Return value type for class member function

Question

I have a couple of A like classes with method, say, get_value(), which return values of different types. And one class B, which returns a value with method value(). For example:

struct A_like1 {
    int get_value() const { return 10; }
};
struct A_like2 {
    char get_value() const { return 'a'; }
};
struct B
{
    float value() const { return 2.5; }
};

Now, I need a function to retrieve that value for these classes. I have a function:

template<typename T>
auto get_value(const T & t) -> result_of<decltype(&T::get_value)(T)>::type
{
    return t.get_value();
}

It gives me a number of compilation errors on VS2010 starting with:

Error   1   error C2061: syntax error : identifier 'type'   c:\_data\work\vmxi\c++\vox\vox\template_specialization.h    51

For B I have an overload, which works fine. The question is, how to make get_value() work with result_of<>()?
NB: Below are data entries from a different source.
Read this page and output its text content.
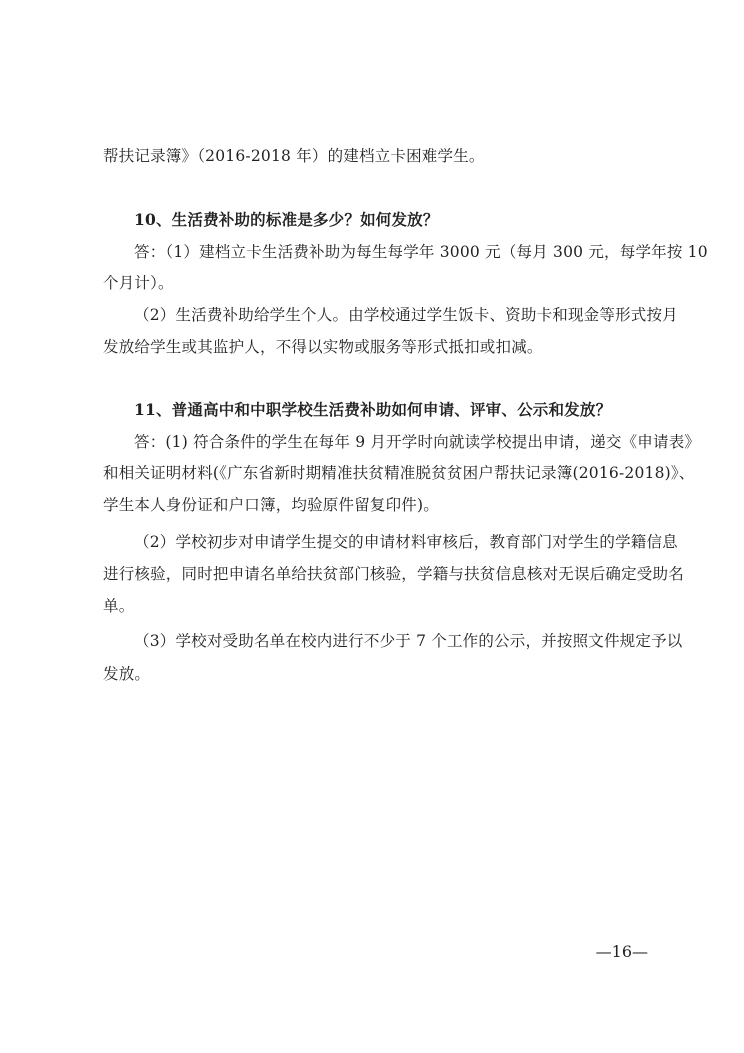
帮扶记录簿》（2016-2018 年）的建档立卡困难学生。
10、生活费补助的标准是多少？如何发放？
答：（1）建档立卡生活费补助为每生每学年 3000 元（每月 300 元，每学年按 10
个月计）。
（2）生活费补助给学生个人。由学校通过学生饭卡、资助卡和现金等形式按月
发放给学生或其监护人，不得以实物或服务等形式抵扣或扣减。
11、普通高中和中职学校生活费补助如何申请、评审、公示和发放？
答：(1) 符合条件的学生在每年 9 月开学时向就读学校提出申请，递交《申请表》
和相关证明材料(《广东省新时期精准扶贫精准脱贫贫困户帮扶记录簿(2016-2018)》、
学生本人身份证和户口簿，均验原件留复印件)。
（2）学校初步对申请学生提交的申请材料审核后，教育部门对学生的学籍信息
进行核验，同时把申请名单给扶贫部门核验，学籍与扶贫信息核对无误后确定受助名
单。
（3）学校对受助名单在校内进行不少于 7 个工作的公示，并按照文件规定予以
发放。
—16—
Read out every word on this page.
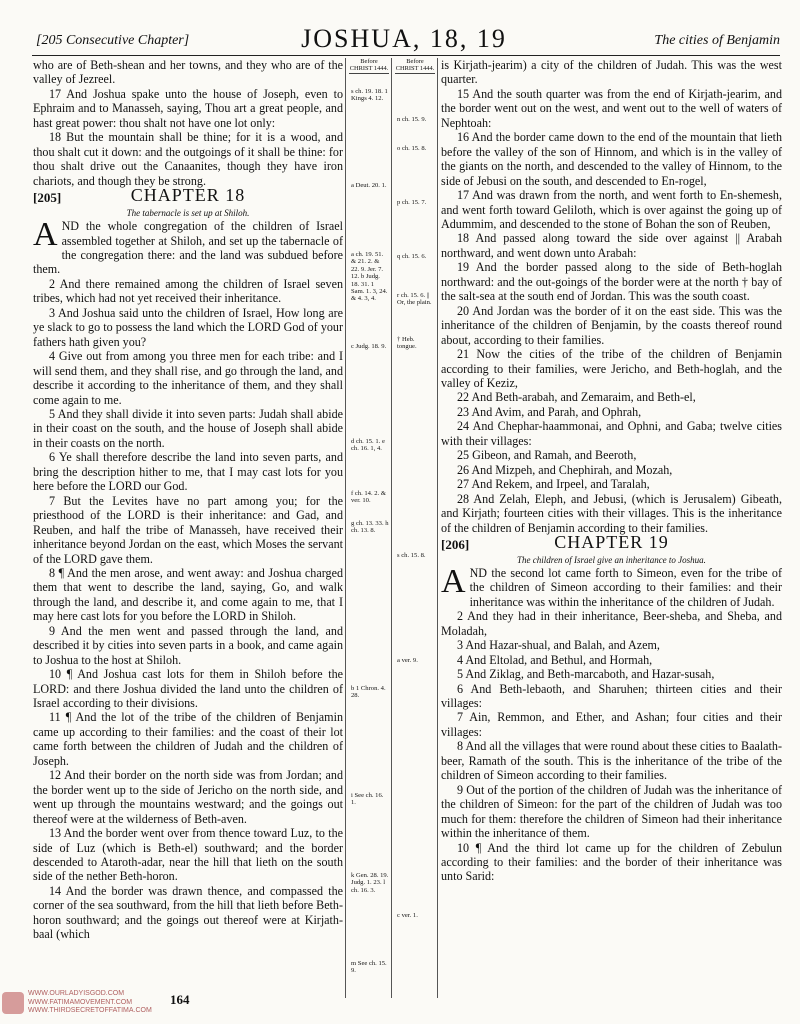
[205 Consecutive Chapter]	JOSHUA, 18, 19	The cities of Benjamin

who are of Beth-shean and her towns, and they who are of the valley of Jezreel.

17 And Joshua spake unto the house of Joseph, even to Ephraim and to Manasseh, saying, Thou art a great people, and hast great power: thou shalt not have one lot only:

18 But the mountain shall be thine; for it is a wood, and thou shalt cut it down: and the outgoings of it shall be thine: for thou shalt drive out the Canaanites, though they have iron chariots, and though they be strong.

[205]	CHAPTER 18

The tabernacle is set up at Shiloh.

AND the whole congregation of the children of Israel assembled together at Shiloh, and set up the tabernacle of the congregation there: and the land was subdued before them.

2 And there remained among the children of Israel seven tribes, which had not yet received their inheritance.

3 And Joshua said unto the children of Israel, How long are ye slack to go to possess the land which the LORD God of your fathers hath given you?

4 Give out from among you three men for each tribe: and I will send them, and they shall rise, and go through the land, and describe it according to the inheritance of them, and they shall come again to me.

5 And they shall divide it into seven parts: Judah shall abide in their coast on the south, and the house of Joseph shall abide in their coasts on the north.

6 Ye shall therefore describe the land into seven parts, and bring the description hither to me, that I may cast lots for you here before the LORD our God.

7 But the Levites have no part among you; for the priesthood of the LORD is their inheritance: and Gad, and Reuben, and half the tribe of Manasseh, have received their inheritance beyond Jordan on the east, which Moses the servant of the LORD gave them.

8 ¶ And the men arose, and went away: and Joshua charged them that went to describe the land, saying, Go, and walk through the land, and describe it, and come again to me, that I may here cast lots for you before the LORD in Shiloh.

9 And the men went and passed through the land, and described it by cities into seven parts in a book, and came again to Joshua to the host at Shiloh.

10 ¶ And Joshua cast lots for them in Shiloh before the LORD: and there Joshua divided the land unto the children of Israel according to their divisions.

11 ¶ And the lot of the tribe of the children of Benjamin came up according to their families: and the coast of their lot came forth between the children of Judah and the children of Joseph.

12 And their border on the north side was from Jordan; and the border went up to the side of Jericho on the north side, and went up through the mountains westward; and the goings out thereof were at the wilderness of Beth-aven.

13 And the border went over from thence toward Luz, to the side of Luz (which is Beth-el) southward; and the border descended to Ataroth-adar, near the hill that lieth on the south side of the nether Beth-horon.

14 And the border was drawn thence, and compassed the corner of the sea southward, from the hill that lieth before Beth-horon southward; and the goings out thereof were at Kirjath-baal (which

Before CHRIST 1444.
s ch. 19. 18. 1 Kings 4. 12.
a Deut. 20. 1.
a ch. 19. 51. & 21. 2. & 22. 9. Jer. 7. 12. b Judg. 18. 31. 1 Sam. 1. 3, 24. & 4. 3, 4.
c Judg. 18. 9.
d ch. 15. 1. e ch. 16. 1, 4.
f ch. 14. 2. & ver. 10.
g ch. 13. 33. h ch. 13. 8.
b 1 Chron. 4. 28.
i See ch. 16. 1.
k Gen. 28. 19. Judg. 1. 23. l ch. 16. 3.
m See ch. 15. 9.
Before CHRIST 1444.
n ch. 15. 9.
o ch. 15. 8.
p ch. 15. 7.
q ch. 15. 6.
r ch. 15. 6. || Or, the plain.
† Heb. tongue.
s ch. 15. 8.
a ver. 9.
c ver. 1.

is Kirjath-jearim) a city of the children of Judah. This was the west quarter.

15 And the south quarter was from the end of Kirjath-jearim, and the border went out on the west, and went out to the well of waters of Nephtoah:

16 And the border came down to the end of the mountain that lieth before the valley of the son of Hinnom, and which is in the valley of the giants on the north, and descended to the valley of Hinnom, to the side of Jebusi on the south, and descended to En-rogel,

17 And was drawn from the north, and went forth to En-shemesh, and went forth toward Geliloth, which is over against the going up of Adummim, and descended to the stone of Bohan the son of Reuben,

18 And passed along toward the side over against || Arabah northward, and went down unto Arabah:

19 And the border passed along to the side of Beth-hoglah northward: and the out-goings of the border were at the north † bay of the salt-sea at the south end of Jordan. This was the south coast.

20 And Jordan was the border of it on the east side. This was the inheritance of the children of Benjamin, by the coasts thereof round about, according to their families.

21 Now the cities of the tribe of the children of Benjamin according to their families, were Jericho, and Beth-hoglah, and the valley of Keziz,

22 And Beth-arabah, and Zemaraim, and Beth-el,

23 And Avim, and Parah, and Ophrah,

24 And Chephar-haammonai, and Ophni, and Gaba; twelve cities with their villages:

25 Gibeon, and Ramah, and Beeroth,

26 And Mizpeh, and Chephirah, and Mozah,

27 And Rekem, and Irpeel, and Taralah,

28 And Zelah, Eleph, and Jebusi, (which is Jerusalem) Gibeath, and Kirjath; fourteen cities with their villages. This is the inheritance of the children of Benjamin according to their families.

[206]	CHAPTER 19

The children of Israel give an inheritance to Joshua.

AND the second lot came forth to Simeon, even for the tribe of the children of Simeon according to their families: and their inheritance was within the inheritance of the children of Judah.

2 And they had in their inheritance, Beer-sheba, and Sheba, and Moladah,

3 And Hazar-shual, and Balah, and Azem,

4 And Eltolad, and Bethul, and Hormah,

5 And Ziklag, and Beth-marcaboth, and Hazar-susah,

6 And Beth-lebaoth, and Sharuhen; thirteen cities and their villages:

7 Ain, Remmon, and Ether, and Ashan; four cities and their villages:

8 And all the villages that were round about these cities to Baalath-beer, Ramath of the south. This is the inheritance of the tribe of the children of Simeon according to their families.

9 Out of the portion of the children of Judah was the inheritance of the children of Simeon: for the part of the children of Judah was too much for them: therefore the children of Simeon had their inheritance within the inheritance of them.

10 ¶ And the third lot came up for the children of Zebulun according to their families: and the border of their inheritance was unto Sarid:

WWW.OURLADYISGOD.COM
WWW.FATIMAMOVEMENT.COM
WWW.THIRDSECRETOFFATIMA.COM
164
P.S. Hmm, I have just realized that I could've used -> decltype(T().get_value()) instead, which works fine. But why doesn't result_of<>() work? Besides, I was able to declare a variable in .cpp file:

result_of<decltype(&A_like1::get_value)(A_like1)>::type i=0;

Answer 1

The keyword typename can be used to declare that a dependent name, like std::result_of<T>::type, is a type. Otherwise, I believe it's assumed that std::result_of<T>::type is a data member. In C++14, several type traits have gotten a using alias that includes the typename keyword for you. These alias are always have the same name as the trait, with a _t suffix.

Try :

typename result_of<decltype(&T::get_value)(T)>::type

or, with C++14 :

result_of_t<decltype(&T::get_value)(T)>